今までを振り返って

私の生まれた時の家業は祖父の代から続く、孵化業であり、父の代から養鶏を兼ねるようになり、一方では米を作る兼業農家でもありました。
鶏の交配・品種改良した種鶏雛を全国の養鶏農家に送っていました。
よって当初は雄の鶏も飼い、自然交配させてましたが、ある時から人工授精に切り替えました。基本雛出荷ですので、有精卵が基本であり、その中で授精できなかった無精卵を食用として出していました。
採卵用の鶏は農家では卵を産ませる機械のようになり、本来産んだ卵を自ら温めるという本能を忘れさせ、産んだら卵を取り除き、次の卵を産ませる機械のようにように人間がさせてしまったのです。
本来の鶏の原種は茶系の野生のものであり、白い色は突然変異で生まれたものを人間が交配を繰り返し採卵用に優れている品種に改良して来てしまったのです。

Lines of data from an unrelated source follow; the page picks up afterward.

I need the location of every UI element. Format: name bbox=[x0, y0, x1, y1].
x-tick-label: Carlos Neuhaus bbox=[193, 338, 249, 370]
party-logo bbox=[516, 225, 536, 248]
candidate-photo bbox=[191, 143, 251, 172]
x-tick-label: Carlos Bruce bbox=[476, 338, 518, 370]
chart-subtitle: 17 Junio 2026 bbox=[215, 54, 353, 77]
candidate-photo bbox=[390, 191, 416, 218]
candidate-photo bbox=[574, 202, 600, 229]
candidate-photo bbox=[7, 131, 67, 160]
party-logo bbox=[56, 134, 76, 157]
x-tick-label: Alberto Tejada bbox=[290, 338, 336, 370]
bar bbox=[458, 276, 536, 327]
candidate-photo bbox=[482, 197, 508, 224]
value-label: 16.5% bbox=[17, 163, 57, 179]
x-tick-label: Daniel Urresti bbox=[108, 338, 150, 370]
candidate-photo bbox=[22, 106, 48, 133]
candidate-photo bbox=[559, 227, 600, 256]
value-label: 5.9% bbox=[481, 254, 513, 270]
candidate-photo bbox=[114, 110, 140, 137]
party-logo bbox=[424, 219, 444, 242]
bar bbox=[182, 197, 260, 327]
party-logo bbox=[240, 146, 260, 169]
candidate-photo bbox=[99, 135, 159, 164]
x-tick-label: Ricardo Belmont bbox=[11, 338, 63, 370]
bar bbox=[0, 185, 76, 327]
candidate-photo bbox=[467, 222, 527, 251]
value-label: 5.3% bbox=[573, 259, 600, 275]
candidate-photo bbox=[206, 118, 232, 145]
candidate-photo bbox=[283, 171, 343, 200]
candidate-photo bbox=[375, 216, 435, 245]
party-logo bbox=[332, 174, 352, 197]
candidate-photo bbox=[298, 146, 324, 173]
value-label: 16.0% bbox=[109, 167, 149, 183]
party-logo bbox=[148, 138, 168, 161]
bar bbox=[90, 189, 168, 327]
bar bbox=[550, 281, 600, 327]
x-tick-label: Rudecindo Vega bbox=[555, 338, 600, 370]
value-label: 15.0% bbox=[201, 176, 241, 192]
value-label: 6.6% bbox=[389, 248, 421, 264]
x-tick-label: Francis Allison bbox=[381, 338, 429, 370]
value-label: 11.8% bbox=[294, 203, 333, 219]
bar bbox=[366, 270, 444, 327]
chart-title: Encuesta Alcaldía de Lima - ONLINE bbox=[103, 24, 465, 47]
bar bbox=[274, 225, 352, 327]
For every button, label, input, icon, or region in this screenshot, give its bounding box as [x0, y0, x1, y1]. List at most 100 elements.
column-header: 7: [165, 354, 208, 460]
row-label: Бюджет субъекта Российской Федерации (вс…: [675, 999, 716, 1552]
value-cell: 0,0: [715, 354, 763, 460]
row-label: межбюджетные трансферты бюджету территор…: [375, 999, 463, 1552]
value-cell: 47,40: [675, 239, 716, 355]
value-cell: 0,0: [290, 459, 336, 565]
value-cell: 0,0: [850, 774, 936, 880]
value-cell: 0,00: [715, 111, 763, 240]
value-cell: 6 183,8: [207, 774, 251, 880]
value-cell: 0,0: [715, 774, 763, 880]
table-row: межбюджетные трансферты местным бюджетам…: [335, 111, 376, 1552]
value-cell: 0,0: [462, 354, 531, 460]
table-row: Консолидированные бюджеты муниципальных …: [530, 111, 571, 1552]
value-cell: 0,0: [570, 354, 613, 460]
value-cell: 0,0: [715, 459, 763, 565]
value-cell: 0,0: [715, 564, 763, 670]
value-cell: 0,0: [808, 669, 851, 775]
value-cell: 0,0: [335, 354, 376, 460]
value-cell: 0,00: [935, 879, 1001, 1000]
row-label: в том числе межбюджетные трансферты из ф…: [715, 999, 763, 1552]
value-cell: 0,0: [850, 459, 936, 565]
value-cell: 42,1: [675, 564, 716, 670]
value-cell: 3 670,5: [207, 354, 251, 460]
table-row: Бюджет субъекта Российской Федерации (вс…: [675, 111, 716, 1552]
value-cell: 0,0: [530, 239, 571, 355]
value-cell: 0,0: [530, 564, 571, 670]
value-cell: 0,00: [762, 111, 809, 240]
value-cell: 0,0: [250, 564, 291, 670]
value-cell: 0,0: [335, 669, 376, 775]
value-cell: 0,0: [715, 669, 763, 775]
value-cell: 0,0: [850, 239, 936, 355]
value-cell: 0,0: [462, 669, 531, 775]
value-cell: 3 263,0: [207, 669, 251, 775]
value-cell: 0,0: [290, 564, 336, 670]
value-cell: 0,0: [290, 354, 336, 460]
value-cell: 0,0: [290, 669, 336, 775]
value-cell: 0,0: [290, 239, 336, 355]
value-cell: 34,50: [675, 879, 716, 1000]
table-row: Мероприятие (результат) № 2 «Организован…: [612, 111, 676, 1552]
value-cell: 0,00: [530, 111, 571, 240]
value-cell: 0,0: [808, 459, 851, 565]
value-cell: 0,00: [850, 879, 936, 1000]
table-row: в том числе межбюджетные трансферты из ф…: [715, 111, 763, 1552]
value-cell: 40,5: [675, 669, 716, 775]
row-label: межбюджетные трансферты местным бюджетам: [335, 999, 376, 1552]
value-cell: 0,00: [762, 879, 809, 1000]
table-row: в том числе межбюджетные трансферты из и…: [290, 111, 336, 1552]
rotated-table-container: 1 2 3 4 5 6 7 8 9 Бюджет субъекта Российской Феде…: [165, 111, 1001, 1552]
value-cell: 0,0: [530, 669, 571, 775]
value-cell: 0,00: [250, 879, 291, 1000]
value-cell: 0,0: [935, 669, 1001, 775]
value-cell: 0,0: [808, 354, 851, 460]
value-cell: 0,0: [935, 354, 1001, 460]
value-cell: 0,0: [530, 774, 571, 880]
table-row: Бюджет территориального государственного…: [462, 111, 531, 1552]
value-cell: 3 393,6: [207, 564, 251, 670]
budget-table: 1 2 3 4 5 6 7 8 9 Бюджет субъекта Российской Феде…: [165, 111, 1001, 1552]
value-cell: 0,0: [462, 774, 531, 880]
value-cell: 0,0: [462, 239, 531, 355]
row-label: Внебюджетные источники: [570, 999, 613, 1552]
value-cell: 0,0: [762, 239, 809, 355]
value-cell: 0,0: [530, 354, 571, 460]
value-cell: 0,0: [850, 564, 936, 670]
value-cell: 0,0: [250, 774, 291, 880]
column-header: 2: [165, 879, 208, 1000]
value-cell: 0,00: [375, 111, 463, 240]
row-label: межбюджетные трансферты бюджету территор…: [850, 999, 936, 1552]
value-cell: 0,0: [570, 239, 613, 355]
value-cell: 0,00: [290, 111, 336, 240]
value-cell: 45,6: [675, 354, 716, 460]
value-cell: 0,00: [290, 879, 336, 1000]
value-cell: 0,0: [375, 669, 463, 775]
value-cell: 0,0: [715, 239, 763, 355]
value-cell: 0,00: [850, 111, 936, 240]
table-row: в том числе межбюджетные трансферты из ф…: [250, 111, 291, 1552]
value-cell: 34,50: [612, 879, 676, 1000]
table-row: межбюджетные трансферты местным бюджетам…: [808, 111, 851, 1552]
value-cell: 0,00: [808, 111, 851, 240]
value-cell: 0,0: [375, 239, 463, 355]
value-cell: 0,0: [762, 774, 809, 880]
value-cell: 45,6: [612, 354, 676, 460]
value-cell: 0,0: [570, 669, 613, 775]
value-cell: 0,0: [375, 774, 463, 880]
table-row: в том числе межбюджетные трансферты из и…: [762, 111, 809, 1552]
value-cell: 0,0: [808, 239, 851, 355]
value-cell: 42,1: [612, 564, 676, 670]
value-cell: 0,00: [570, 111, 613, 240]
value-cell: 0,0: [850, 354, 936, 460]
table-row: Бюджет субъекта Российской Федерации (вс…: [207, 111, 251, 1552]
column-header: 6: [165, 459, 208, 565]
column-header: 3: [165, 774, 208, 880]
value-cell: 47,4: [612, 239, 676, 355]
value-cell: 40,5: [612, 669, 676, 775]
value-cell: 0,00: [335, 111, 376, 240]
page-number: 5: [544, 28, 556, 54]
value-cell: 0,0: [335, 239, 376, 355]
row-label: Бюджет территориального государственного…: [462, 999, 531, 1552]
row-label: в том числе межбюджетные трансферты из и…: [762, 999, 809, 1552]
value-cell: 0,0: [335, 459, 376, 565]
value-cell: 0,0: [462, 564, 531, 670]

採卵用とブロイラー用と分けて品種改良して新しい品種の種鶏雛を作り世に出すのが本業でした。でもそれは人間の都合で行って来た事でもあり、自然の生態系を考えた時も含め、遺伝や命の誕生というものを考えさせられる私にとっては葛藤の日々でした。
花の本質画像花にも同じような事が言えます。長く楽しむ長い期間楽しみたいが故に、花殻を摘み種を付けさせない、八重品種を多くつくり、人間に綺麗に見せるのみではなく、雄蕊、雌蕊を解り難く、虫に受粉させにくく雄蕊、雌蕊を劣化させてしまった。その事で何とか種を作ろうとして花は長い期間頑張って咲く。花がらを積んで種を付けさせなければ、花は何とか子孫繁栄の為になんとか種を残そうと次から次へと沢山の花を咲かせようとする。
人間はその子孫繁栄のエネルギーを逆利用している事もあるのです。

多くの人が人間主観で考えるために、自然を守る、生態系を守るとは?という観点にたって本質を知ろう、考えようとする何かを忘れかけ、利便性や人間の都合を重視するがゆえに、相手の命と向き合う姿勢から遠ざかってしまって来たのかもしれません。
 それらも本質を知っておく事は大事な事ではないかと思っています。